I work at a place where data quality is not on anyone's radar. We have a reporting team in our group so we do our best where we can, but combining any datasets with other groups (like marketing & sales) is next to impossible as each team is silo'd and do things their own way - think free-form text fields to tag content...

How can I politely and succinctly say the above? Also, anyone else in a similar boat?

31 comments
  • We need shared definitions to tell meaningful stories with our data. And then use a company specific example like how a customer's journey can not be understood with differing definition between marketing and sales. The marketing team can't measure the quality of the leads they're producing unless they can directly link a customer's whole journey from acquisition to churn. Otherwise it's just vanity metrics. But don't be too harsh, vanity metrics are really common in business. A company needs strong data leadership to create a culture of using data to justify decisions to a culture of using data to inform decisions.

    • Definitely try to use examples to help them get a glimpse into the issue. I like to explain documentation errors by pointing out when what are supposed to be sequentially recorded timestamps are recorded out of order in my work’s database. Sometimes the data quality isn’t there.

  • It is actually easier to just get a different job with better leadership. You can say exactly what you wrote in your exit interview.

  • I know you are asking for something different, but since there are already a few good answers, allow me to instead to reject the premise and give you a different.

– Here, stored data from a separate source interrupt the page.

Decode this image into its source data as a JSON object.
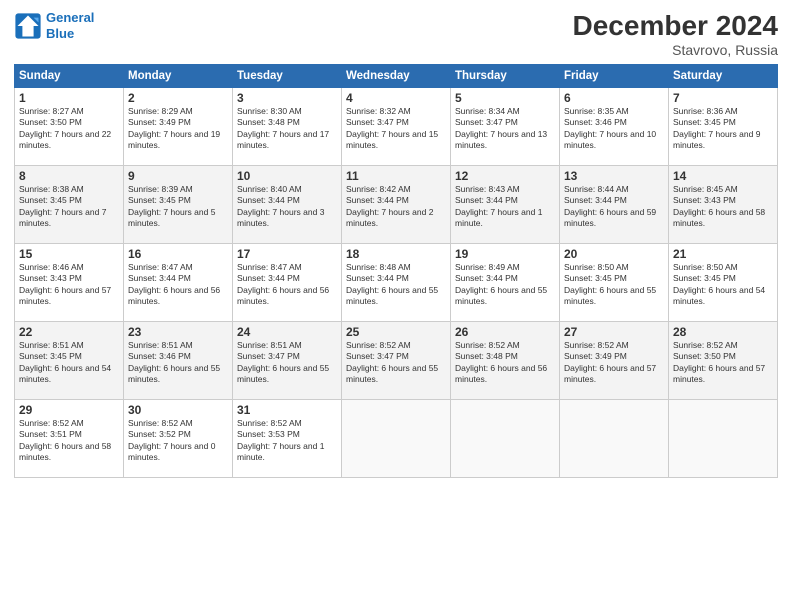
{
  "header": {
    "logo_line1": "General",
    "logo_line2": "Blue",
    "main_title": "December 2024",
    "subtitle": "Stavrovo, Russia"
  },
  "days_of_week": [
    "Sunday",
    "Monday",
    "Tuesday",
    "Wednesday",
    "Thursday",
    "Friday",
    "Saturday"
  ],
  "weeks": [
    [
      {
        "day": "1",
        "sunrise": "Sunrise: 8:27 AM",
        "sunset": "Sunset: 3:50 PM",
        "daylight": "Daylight: 7 hours and 22 minutes."
      },
      {
        "day": "2",
        "sunrise": "Sunrise: 8:29 AM",
        "sunset": "Sunset: 3:49 PM",
        "daylight": "Daylight: 7 hours and 19 minutes."
      },
      {
        "day": "3",
        "sunrise": "Sunrise: 8:30 AM",
        "sunset": "Sunset: 3:48 PM",
        "daylight": "Daylight: 7 hours and 17 minutes."
      },
      {
        "day": "4",
        "sunrise": "Sunrise: 8:32 AM",
        "sunset": "Sunset: 3:47 PM",
        "daylight": "Daylight: 7 hours and 15 minutes."
      },
      {
        "day": "5",
        "sunrise": "Sunrise: 8:34 AM",
        "sunset": "Sunset: 3:47 PM",
        "daylight": "Daylight: 7 hours and 13 minutes."
      },
      {
        "day": "6",
        "sunrise": "Sunrise: 8:35 AM",
        "sunset": "Sunset: 3:46 PM",
        "daylight": "Daylight: 7 hours and 10 minutes."
      },
      {
        "day": "7",
        "sunrise": "Sunrise: 8:36 AM",
        "sunset": "Sunset: 3:45 PM",
        "daylight": "Daylight: 7 hours and 9 minutes."
      }
    ],
    [
      {
        "day": "8",
        "sunrise": "Sunrise: 8:38 AM",
        "sunset": "Sunset: 3:45 PM",
        "daylight": "Daylight: 7 hours and 7 minutes."
      },
      {
        "day": "9",
        "sunrise": "Sunrise: 8:39 AM",
        "sunset": "Sunset: 3:45 PM",
        "daylight": "Daylight: 7 hours and 5 minutes."
      },
      {
        "day": "10",
        "sunrise": "Sunrise: 8:40 AM",
        "sunset": "Sunset: 3:44 PM",
        "daylight": "Daylight: 7 hours and 3 minutes."
      },
      {
        "day": "11",
        "sunrise": "Sunrise: 8:42 AM",
        "sunset": "Sunset: 3:44 PM",
        "daylight": "Daylight: 7 hours and 2 minutes."
      },
      {
        "day": "12",
        "sunrise": "Sunrise: 8:43 AM",
        "sunset": "Sunset: 3:44 PM",
        "daylight": "Daylight: 7 hours and 1 minute."
      },
      {
        "day": "13",
        "sunrise": "Sunrise: 8:44 AM",
        "sunset": "Sunset: 3:44 PM",
        "daylight": "Daylight: 6 hours and 59 minutes."
      },
      {
        "day": "14",
        "sunrise": "Sunrise: 8:45 AM",
        "sunset": "Sunset: 3:43 PM",
        "daylight": "Daylight: 6 hours and 58 minutes."
      }
    ],
    [
      {
        "day": "15",
        "sunrise": "Sunrise: 8:46 AM",
        "sunset": "Sunset: 3:43 PM",
        "daylight": "Daylight: 6 hours and 57 minutes."
      },
      {
        "day": "16",
        "sunrise": "Sunrise: 8:47 AM",
        "sunset": "Sunset: 3:44 PM",
        "daylight": "Daylight: 6 hours and 56 minutes."
      },
      {
        "day": "17",
        "sunrise": "Sunrise: 8:47 AM",
        "sunset": "Sunset: 3:44 PM",
        "daylight": "Daylight: 6 hours and 56 minutes."
      },
      {
        "day": "18",
        "sunrise": "Sunrise: 8:48 AM",
        "sunset": "Sunset: 3:44 PM",
        "daylight": "Daylight: 6 hours and 55 minutes."
      },
      {
        "day": "19",
        "sunrise": "Sunrise: 8:49 AM",
        "sunset": "Sunset: 3:44 PM",
        "daylight": "Daylight: 6 hours and 55 minutes."
      },
      {
        "day": "20",
        "sunrise": "Sunrise: 8:50 AM",
        "sunset": "Sunset: 3:45 PM",
        "daylight": "Daylight: 6 hours and 55 minutes."
      },
      {
        "day": "21",
        "sunrise": "Sunrise: 8:50 AM",
        "sunset": "Sunset: 3:45 PM",
        "daylight": "Daylight: 6 hours and 54 minutes."
      }
    ],
    [
      {
        "day": "22",
        "sunrise": "Sunrise: 8:51 AM",
        "sunset": "Sunset: 3:45 PM",
        "daylight": "Daylight: 6 hours and 54 minutes."
      },
      {
        "day": "23",
        "sunrise": "Sunrise: 8:51 AM",
        "sunset": "Sunset: 3:46 PM",
        "daylight": "Daylight: 6 hours and 55 minutes."
      },
      {
        "day": "24",
        "sunrise": "Sunrise: 8:51 AM",
        "sunset": "Sunset: 3:47 PM",
        "daylight": "Daylight: 6 hours and 55 minutes."
      },
      {
        "day": "25",
        "sunrise": "Sunrise: 8:52 AM",
        "sunset": "Sunset: 3:47 PM",
        "daylight": "Daylight: 6 hours and 55 minutes."
      },
      {
        "day": "26",
        "sunrise": "Sunrise: 8:52 AM",
        "sunset": "Sunset: 3:48 PM",
        "daylight": "Daylight: 6 hours and 56 minutes."
      },
      {
        "day": "27",
        "sunrise": "Sunrise: 8:52 AM",
        "sunset": "Sunset: 3:49 PM",
        "daylight": "Daylight: 6 hours and 57 minutes."
      },
      {
        "day": "28",
        "sunrise": "Sunrise: 8:52 AM",
        "sunset": "Sunset: 3:50 PM",
        "daylight": "Daylight: 6 hours and 57 minutes."
      }
    ],
    [
      {
        "day": "29",
        "sunrise": "Sunrise: 8:52 AM",
        "sunset": "Sunset: 3:51 PM",
        "daylight": "Daylight: 6 hours and 58 minutes."
      },
      {
        "day": "30",
        "sunrise": "Sunrise: 8:52 AM",
        "sunset": "Sunset: 3:52 PM",
        "daylight": "Daylight: 7 hours and 0 minutes."
      },
      {
        "day": "31",
        "sunrise": "Sunrise: 8:52 AM",
        "sunset": "Sunset: 3:53 PM",
        "daylight": "Daylight: 7 hours and 1 minute."
      },
      null,
      null,
      null,
      null
    ]
  ]
}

    It's not impossible to implement an AI solution within the context your provided. The problem is that it's going to be expensive. However, you can offer to deliver something smaller, focus on the smallest but valuable contribution you can make. While cleaning up the data is still going to be a hell of task, if the scope is small enough it can be achievable. Then, you can communicate the difficulty to scale due to data issues which can help management undestand the importance of prioritizing data quality.

    If you have a bunch of sales data, maybe you can focus on deriving purchase patterns and build a simple recommendations engine. If you want to focus on marketing, you could try lead classification. Ideas depend on the domain of the company you work for.